Di Béroul ci è giunto un frammento di circa 4500 versi che riguarda la parte centrale della storia; di Thomas ci sono giunti, in più manoscritti, vari episodi di ineguale lunghezza per un totale di 3300 versi circa; eccetto il primo, gli altri narrano la fine della vicenda.
La datazione di entrambi i componimenti è molto discussa e la più accreditata sembra, oggi, essere 1170-1180.
Accanto alle due versioni principali abbiamo tre brevi testi che narrano alcuni episodi:
* Folie Tristan di Berna (vicina a Béroul)
* Folie Tristan di Oxford (vicina a Thomas)
* Lai du Chèvrefeuille di Marie de France
Influenza e adattamenti successivi
La storia dei due amanti esercitò un fascino indescrivibile su Chrétien de Troyes, che la evoca spesso, ma soprattutto la scrisse come egli stesso dice nel prologo del Cligès: "del roi Marc et d'Ysalt la blonde".
Per molti studiosi, però, il fatto che Chrètien citi solo Marco e Isotta è indicativo del fatto che egli abbia scritto un racconto dando un ruolo secondario all'eroe, cosa che sarebbe sostenuta anche dalla polemica anti-tristaniana condotta da Chrètien.
Versioni e adattamenti in altre lingue
Data la frammentarietà dei testi di Béroul e Thomas, la leggenda non è attingibile nel suo complesso se non attraverso una collazione con versioni integrali redatte in altre lingue.
A Béroul si può accostare il poema tedesco Tristrant (9524 versi); per Thomas è diverso. Innanzitutto egli fu la fonte per il Tristan und Isolde di Goffredo di Strasburgo, datato al primo decennio del secolo XIII, che si interrompe al momento in cui Tristano si interroga sulle nozze con Isotta dalle Bianche Mani; che Thomas sia la fonte è detto dallo stesso Goffredo, che nel prologo cita l'autore come l'artefice della versione più attendibile.
Una imitazione diretta di Thomas si ha nella narrazione in prosa Tristrams Saga ok Isondar, del 1226 di Fratello Robert, su richiesta del re di Danimarca Haakon V.
Stesso discorso per il poema inglese Sir Tristrem, scritto nel 1300 circa, in strofe di 11 versi, mutilo del finale.
Fra gli adattamenti di Thomas ci sono Tavola Rotonda (XIV secolo) e Tristan le nain (basso francone del XIII secolo).
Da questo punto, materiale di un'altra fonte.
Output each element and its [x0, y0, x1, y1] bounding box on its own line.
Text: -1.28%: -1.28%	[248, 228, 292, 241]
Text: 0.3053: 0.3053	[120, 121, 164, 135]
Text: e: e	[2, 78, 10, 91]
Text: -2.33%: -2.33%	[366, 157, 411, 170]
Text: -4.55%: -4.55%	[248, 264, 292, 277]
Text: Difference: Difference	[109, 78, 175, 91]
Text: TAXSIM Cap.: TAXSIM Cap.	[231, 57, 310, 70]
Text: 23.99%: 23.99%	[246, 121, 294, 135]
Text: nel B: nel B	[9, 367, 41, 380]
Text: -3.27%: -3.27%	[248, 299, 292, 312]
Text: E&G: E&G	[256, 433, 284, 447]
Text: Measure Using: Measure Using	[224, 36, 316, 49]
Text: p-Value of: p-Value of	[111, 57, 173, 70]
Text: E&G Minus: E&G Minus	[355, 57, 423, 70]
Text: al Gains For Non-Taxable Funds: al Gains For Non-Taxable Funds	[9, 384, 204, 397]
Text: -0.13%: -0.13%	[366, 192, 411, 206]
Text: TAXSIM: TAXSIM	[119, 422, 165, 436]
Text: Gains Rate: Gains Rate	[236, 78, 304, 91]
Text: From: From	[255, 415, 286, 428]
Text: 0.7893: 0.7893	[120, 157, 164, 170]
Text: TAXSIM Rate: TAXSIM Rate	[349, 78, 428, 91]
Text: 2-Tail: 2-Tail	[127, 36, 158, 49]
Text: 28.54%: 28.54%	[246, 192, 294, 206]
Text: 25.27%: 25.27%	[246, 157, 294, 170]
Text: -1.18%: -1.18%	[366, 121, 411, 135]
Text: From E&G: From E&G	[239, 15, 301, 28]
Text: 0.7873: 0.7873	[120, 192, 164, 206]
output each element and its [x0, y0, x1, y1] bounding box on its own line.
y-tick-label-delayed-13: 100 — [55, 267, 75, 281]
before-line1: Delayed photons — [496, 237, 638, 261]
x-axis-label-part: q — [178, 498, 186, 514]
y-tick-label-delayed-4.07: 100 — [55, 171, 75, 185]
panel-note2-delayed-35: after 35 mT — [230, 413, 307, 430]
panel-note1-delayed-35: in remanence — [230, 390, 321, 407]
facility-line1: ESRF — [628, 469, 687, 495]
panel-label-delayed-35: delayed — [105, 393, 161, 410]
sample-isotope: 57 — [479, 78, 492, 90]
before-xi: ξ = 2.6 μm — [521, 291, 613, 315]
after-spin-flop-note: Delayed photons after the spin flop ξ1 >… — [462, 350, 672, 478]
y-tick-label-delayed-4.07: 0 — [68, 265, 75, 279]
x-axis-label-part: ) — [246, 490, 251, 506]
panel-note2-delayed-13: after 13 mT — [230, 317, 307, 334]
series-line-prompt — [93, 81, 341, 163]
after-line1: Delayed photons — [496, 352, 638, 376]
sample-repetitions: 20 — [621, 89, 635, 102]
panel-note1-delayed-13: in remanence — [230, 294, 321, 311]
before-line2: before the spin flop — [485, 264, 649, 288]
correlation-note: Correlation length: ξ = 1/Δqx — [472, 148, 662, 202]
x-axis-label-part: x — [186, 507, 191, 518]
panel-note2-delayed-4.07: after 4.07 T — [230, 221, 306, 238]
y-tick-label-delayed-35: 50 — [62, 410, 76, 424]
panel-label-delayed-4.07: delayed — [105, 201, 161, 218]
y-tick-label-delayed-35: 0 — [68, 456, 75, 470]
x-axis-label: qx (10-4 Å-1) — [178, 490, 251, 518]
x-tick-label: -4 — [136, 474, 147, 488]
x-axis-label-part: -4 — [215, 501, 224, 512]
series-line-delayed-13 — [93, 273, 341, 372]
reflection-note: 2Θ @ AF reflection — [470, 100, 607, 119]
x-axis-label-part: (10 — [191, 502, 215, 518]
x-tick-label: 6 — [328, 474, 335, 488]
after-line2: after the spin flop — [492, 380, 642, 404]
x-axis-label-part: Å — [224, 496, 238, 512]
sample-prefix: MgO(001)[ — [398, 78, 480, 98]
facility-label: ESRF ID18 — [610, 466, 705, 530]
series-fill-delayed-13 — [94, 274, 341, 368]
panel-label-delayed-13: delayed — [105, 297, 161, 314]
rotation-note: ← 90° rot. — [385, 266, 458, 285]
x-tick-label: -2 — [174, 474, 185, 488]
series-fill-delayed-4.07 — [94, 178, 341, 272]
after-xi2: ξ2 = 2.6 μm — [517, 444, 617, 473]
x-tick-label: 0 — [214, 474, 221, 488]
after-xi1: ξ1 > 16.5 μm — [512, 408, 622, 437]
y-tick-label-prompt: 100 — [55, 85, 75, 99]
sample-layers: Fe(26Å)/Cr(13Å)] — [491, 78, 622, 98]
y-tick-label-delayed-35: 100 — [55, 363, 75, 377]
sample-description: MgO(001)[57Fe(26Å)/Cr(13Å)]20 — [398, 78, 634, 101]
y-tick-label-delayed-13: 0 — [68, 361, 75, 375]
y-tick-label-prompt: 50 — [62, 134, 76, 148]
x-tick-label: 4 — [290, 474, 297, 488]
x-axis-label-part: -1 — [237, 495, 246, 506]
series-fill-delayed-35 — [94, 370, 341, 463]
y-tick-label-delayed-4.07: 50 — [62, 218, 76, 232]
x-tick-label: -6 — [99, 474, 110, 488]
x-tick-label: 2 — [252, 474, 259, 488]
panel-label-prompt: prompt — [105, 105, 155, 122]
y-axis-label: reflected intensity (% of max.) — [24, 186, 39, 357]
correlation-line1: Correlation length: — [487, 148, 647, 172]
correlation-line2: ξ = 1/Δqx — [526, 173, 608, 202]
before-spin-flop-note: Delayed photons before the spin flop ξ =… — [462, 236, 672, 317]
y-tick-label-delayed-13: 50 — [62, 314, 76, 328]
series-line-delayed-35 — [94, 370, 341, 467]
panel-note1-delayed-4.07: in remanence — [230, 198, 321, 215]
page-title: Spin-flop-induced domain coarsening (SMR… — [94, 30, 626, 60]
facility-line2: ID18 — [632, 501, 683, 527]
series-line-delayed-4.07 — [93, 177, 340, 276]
Nella linea Thomas-Goffredo si colloca ilm poema tedesco episodico Tristan le moine (1210-1260).
Del Roman de Tristan ci sono giunti 10 frammenti in sei manoscritti, a cui Bédier diede un titolo:
* I primi effetti del filtro e il sacrificio di Brengania
* Il verziere
* Il matrimonio
* La sala delle statue
* Il corteo della regina
* Fine del poema
Domande da interrogazione
- Qual è l'origine della leggenda di Tristano e Isotta?
- Quali sono i testi principali che raccontano la storia di Tristano e Isotta?
- Come ha influenzato la leggenda di Tristano e Isotta la letteratura successiva?
- Quali sono alcune delle versioni e adattamenti della leggenda in altre lingue?
- Quali frammenti del Roman de Tristan sono stati conservati?
La leggenda ha origini remote nella tradizione celtica, inizialmente trasmessa oralmente e successivamente per iscritto, con una diffusione significativa in Occidente tra il XII e il XIV secolo.
I testi principali sono i poemi in lingua d'oil di Béroul e Thomas, risalenti all'ultimo terzo del XII secolo, con Béroul che conserva circa 4500 versi e Thomas circa 3300 versi, narrando vari episodi della vicenda.
La storia ha esercitato un grande fascino su autori come Chrétien de Troyes, che la cita frequentemente, suggerendo un ruolo secondario per Tristano e dando maggiore importanza a Marco e Isotta.
La leggenda è stata adattata in diverse lingue, tra cui il poema tedesco "Tristrant", il "Tristan und Isolde" di Goffredo di Strasburgo, e il poema inglese "Sir Tristrem", oltre a vari adattamenti in prosa e poesia.
Sono stati conservati 10 frammenti in sei manoscritti, che includono episodi come il sacrificio di Brengania, il matrimonio e il corteo della regina, documentando parti significative della storia.